Posted 5/23/2013 12:39 PM (GMT 0)
I have had problems with my back since November. And they are just getting worse. I was a dancer for 22 years, I have had injuries, I know the difference between actual body pain and the symptoms of anxiety. But I cannot get my doctors to take me seriously. I have seen 3 at the same practice and not one of them has given me an x-ray or any kind of test. One just gave me a really strong painkiller, which I can't take because it makes me anxious. Another told me to just do physical therapy. I did that for a while, but it didn't help and got worse. And the 3rd just looked at my chart, looked at me and said, "Well I am sure with your anxiety, you think it is some sort of cancer or something. I am sure that's not it, keep trying the medication and physical therapy". And I paid good money for that visit and they are about to get a nice little letter about!!!
I don't know why it is so hard for someone to order an x-ray or ultrasound that I ask for and not just look at my chart and assume I am just having anxiety issues. The back pain is what has been feeding my anxiety for the last few months and it is getting worse because my back is getting worse. The only person who has done anything to actually relieve pain is my chiropractor and even he is saying that he doesn't think his treatment is helping for the long term. It is very difficult when I put in so much effort and practice and feel a little relief from my anxiety, but then can't sleep because my back hurts so bad and starts the cycle over again.

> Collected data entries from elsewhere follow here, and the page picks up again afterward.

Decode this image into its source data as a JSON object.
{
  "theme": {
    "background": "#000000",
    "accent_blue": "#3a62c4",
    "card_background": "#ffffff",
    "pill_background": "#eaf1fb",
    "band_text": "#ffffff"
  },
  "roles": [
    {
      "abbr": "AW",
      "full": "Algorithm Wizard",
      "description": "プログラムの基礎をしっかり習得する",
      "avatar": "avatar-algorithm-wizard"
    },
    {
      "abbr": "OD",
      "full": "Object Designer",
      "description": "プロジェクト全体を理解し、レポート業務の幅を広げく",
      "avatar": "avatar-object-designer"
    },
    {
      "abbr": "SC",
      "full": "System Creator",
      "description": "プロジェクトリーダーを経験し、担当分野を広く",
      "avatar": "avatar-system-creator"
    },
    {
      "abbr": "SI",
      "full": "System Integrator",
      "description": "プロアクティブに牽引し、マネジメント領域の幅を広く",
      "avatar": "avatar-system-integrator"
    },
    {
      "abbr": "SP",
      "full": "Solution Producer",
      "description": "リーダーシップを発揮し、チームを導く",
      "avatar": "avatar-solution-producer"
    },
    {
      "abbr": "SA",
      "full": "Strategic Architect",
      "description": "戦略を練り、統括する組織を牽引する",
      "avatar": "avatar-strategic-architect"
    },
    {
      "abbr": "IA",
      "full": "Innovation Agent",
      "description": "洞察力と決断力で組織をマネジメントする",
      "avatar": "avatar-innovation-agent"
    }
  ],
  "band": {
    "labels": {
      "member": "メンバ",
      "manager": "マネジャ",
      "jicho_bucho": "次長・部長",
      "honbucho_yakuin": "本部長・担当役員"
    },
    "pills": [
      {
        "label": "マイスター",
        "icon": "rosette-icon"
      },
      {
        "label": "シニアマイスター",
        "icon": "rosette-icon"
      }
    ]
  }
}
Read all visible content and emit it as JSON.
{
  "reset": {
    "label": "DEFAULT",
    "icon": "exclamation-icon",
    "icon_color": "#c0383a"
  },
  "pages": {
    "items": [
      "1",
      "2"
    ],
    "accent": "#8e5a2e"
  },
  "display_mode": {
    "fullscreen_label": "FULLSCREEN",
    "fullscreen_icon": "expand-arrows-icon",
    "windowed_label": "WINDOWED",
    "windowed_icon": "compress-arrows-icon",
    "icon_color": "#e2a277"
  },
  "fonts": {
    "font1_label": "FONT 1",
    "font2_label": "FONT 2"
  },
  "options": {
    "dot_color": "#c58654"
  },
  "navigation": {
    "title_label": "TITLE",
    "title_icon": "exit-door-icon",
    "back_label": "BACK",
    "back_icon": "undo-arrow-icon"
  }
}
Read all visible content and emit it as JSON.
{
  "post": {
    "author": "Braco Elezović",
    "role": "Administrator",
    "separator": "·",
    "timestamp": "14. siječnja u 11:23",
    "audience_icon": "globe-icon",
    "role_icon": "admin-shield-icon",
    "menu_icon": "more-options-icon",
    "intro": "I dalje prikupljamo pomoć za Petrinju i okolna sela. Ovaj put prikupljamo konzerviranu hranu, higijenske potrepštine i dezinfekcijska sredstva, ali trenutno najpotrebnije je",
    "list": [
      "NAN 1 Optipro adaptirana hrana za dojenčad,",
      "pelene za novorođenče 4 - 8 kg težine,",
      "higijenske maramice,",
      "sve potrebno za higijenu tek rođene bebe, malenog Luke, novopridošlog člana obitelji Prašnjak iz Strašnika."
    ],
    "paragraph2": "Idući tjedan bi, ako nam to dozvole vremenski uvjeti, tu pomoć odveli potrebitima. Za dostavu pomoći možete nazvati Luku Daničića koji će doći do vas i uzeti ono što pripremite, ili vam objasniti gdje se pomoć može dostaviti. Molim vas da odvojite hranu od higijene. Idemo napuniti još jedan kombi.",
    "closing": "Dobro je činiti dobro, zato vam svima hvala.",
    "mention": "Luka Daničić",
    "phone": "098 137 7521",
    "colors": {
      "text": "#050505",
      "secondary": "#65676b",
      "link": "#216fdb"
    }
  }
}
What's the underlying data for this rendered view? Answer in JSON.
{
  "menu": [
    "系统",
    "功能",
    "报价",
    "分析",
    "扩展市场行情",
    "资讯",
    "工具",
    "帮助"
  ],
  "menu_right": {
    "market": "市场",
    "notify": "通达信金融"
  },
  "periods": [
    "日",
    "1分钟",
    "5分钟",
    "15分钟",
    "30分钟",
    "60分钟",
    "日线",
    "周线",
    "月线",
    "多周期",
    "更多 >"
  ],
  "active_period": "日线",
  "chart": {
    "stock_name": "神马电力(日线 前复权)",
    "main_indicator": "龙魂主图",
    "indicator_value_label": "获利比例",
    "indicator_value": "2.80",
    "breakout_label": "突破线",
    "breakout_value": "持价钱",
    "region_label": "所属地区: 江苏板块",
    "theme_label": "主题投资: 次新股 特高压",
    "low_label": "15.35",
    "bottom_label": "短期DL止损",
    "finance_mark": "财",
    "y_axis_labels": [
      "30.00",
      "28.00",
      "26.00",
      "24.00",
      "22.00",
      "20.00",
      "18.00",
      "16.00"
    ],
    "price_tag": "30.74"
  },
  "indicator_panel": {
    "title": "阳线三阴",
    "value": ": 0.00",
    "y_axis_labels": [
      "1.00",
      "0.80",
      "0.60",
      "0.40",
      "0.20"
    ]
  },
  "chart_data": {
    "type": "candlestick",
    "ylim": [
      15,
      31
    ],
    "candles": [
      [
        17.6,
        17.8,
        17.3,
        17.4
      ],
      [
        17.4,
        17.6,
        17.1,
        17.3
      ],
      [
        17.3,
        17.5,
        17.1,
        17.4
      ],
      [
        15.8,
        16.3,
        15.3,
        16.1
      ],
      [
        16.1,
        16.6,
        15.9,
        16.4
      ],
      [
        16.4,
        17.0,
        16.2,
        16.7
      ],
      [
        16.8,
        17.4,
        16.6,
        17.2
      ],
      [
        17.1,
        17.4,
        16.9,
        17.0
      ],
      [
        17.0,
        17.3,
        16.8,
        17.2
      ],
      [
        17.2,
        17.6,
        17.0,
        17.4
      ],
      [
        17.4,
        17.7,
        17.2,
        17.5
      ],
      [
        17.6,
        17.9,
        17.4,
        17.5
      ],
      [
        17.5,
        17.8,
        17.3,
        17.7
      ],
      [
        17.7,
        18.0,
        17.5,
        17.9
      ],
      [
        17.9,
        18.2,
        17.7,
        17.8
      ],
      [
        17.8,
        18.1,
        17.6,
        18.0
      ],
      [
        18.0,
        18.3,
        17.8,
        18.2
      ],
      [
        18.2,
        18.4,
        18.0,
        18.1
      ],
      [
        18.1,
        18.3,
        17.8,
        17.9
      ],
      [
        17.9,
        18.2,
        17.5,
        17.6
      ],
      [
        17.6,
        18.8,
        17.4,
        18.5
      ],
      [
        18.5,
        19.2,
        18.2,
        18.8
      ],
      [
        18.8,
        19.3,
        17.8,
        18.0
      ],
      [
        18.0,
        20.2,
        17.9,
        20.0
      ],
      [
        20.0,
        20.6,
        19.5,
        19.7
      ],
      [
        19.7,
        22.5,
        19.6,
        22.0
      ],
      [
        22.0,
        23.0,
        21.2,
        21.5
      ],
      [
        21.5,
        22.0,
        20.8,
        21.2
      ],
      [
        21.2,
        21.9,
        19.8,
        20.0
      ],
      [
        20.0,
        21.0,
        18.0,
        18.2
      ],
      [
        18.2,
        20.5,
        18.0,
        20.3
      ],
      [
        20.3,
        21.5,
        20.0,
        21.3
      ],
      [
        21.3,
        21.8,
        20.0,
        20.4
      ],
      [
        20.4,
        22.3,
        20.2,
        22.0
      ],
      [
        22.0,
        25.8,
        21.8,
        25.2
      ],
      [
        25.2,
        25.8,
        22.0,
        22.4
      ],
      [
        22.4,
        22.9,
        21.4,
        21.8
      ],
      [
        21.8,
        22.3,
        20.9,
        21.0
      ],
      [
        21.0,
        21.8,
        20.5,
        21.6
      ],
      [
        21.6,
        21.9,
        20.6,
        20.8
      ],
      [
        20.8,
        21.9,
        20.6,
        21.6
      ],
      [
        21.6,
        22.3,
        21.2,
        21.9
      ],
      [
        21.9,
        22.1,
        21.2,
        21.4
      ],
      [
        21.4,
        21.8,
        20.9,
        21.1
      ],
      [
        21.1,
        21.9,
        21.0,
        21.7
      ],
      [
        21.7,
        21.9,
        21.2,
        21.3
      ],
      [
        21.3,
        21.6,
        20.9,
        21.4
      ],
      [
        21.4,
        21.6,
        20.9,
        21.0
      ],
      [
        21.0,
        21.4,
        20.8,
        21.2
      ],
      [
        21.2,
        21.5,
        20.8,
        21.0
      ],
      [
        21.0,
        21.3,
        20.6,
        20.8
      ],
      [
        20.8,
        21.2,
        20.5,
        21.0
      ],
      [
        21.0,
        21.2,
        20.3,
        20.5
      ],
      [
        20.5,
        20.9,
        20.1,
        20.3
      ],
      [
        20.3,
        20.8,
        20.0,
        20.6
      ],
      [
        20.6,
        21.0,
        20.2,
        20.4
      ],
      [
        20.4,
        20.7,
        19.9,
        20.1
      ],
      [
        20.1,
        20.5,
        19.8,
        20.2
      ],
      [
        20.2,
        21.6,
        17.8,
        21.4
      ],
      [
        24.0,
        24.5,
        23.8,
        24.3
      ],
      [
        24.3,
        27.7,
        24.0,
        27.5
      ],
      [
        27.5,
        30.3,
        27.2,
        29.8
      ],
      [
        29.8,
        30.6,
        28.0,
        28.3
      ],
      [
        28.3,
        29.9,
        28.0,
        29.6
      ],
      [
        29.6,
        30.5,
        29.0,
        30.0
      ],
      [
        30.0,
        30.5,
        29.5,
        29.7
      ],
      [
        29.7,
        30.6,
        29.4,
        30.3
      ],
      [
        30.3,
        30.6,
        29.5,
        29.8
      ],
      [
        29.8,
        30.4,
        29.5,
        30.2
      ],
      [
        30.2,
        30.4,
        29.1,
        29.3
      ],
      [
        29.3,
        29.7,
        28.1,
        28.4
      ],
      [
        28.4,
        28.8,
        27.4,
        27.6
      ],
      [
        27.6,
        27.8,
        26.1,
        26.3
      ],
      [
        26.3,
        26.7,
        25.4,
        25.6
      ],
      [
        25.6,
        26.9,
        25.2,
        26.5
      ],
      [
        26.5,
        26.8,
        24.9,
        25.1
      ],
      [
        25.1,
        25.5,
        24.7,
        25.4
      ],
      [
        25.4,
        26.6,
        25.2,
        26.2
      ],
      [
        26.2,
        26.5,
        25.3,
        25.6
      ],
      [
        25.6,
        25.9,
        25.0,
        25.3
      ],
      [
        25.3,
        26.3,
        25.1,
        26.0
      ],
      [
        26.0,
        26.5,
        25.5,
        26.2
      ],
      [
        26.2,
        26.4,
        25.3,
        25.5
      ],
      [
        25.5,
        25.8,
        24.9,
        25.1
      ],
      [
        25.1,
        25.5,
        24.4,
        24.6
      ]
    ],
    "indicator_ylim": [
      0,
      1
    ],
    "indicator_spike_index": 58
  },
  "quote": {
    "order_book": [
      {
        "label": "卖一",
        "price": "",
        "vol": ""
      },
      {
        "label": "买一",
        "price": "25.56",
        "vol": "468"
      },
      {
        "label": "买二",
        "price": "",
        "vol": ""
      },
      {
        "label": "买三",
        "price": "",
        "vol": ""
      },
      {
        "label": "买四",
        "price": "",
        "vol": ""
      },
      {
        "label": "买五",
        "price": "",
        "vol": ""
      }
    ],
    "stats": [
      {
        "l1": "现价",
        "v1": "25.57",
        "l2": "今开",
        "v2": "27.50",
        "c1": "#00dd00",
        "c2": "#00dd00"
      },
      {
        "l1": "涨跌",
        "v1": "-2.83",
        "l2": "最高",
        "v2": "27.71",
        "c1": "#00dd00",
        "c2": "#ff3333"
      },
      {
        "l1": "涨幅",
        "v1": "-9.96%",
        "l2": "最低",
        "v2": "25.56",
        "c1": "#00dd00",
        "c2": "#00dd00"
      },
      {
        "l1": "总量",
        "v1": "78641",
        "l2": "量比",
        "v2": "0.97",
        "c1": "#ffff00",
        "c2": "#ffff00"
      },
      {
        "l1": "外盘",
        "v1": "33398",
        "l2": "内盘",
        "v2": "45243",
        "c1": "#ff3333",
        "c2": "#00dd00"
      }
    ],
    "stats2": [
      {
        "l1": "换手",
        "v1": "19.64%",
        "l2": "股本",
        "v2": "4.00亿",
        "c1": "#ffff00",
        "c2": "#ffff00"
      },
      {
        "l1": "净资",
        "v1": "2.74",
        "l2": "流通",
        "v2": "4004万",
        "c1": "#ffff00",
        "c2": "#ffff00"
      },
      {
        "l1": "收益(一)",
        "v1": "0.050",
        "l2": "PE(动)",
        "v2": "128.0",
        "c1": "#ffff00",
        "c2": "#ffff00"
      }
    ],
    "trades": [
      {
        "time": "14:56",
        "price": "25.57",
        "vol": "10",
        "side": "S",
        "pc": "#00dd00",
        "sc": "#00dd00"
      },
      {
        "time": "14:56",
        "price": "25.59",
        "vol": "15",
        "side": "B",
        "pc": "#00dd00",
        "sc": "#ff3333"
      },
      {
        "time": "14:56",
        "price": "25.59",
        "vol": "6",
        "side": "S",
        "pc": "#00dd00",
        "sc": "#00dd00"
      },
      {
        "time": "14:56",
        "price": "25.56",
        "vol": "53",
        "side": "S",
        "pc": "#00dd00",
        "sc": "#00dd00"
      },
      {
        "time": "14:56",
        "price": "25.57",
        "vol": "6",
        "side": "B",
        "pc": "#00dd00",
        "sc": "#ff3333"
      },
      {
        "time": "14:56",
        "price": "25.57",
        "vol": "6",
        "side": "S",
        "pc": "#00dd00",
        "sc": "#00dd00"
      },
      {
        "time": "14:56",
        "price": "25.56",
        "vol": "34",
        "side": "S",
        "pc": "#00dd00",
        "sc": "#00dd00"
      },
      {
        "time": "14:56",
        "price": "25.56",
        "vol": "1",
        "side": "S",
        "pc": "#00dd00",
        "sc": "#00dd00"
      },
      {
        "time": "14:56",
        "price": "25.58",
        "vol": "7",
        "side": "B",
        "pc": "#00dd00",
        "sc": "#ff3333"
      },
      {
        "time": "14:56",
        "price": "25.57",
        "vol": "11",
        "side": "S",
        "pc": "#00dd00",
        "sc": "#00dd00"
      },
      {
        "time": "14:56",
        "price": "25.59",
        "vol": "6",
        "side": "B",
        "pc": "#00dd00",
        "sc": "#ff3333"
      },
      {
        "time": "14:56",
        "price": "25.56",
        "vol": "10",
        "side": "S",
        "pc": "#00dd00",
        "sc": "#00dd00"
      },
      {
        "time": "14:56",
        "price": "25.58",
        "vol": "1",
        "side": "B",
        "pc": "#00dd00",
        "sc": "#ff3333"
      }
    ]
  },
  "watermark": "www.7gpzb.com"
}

And to top it off, I am about to lose my health insurance without any of this being resolved.
I am so incredibly frustrated and in the process of seeking another PCP at another practice before I don't have insurance. I know that doctors are busy and that there are a lot of people out there who do have anxiety that affects them very physically, but this is different and I am just getting upset that no one will listen to me no matter how assertive I am. I am sorry for the vent, I am sure several of you have had the same sort of experiences and understand how frustrating it is.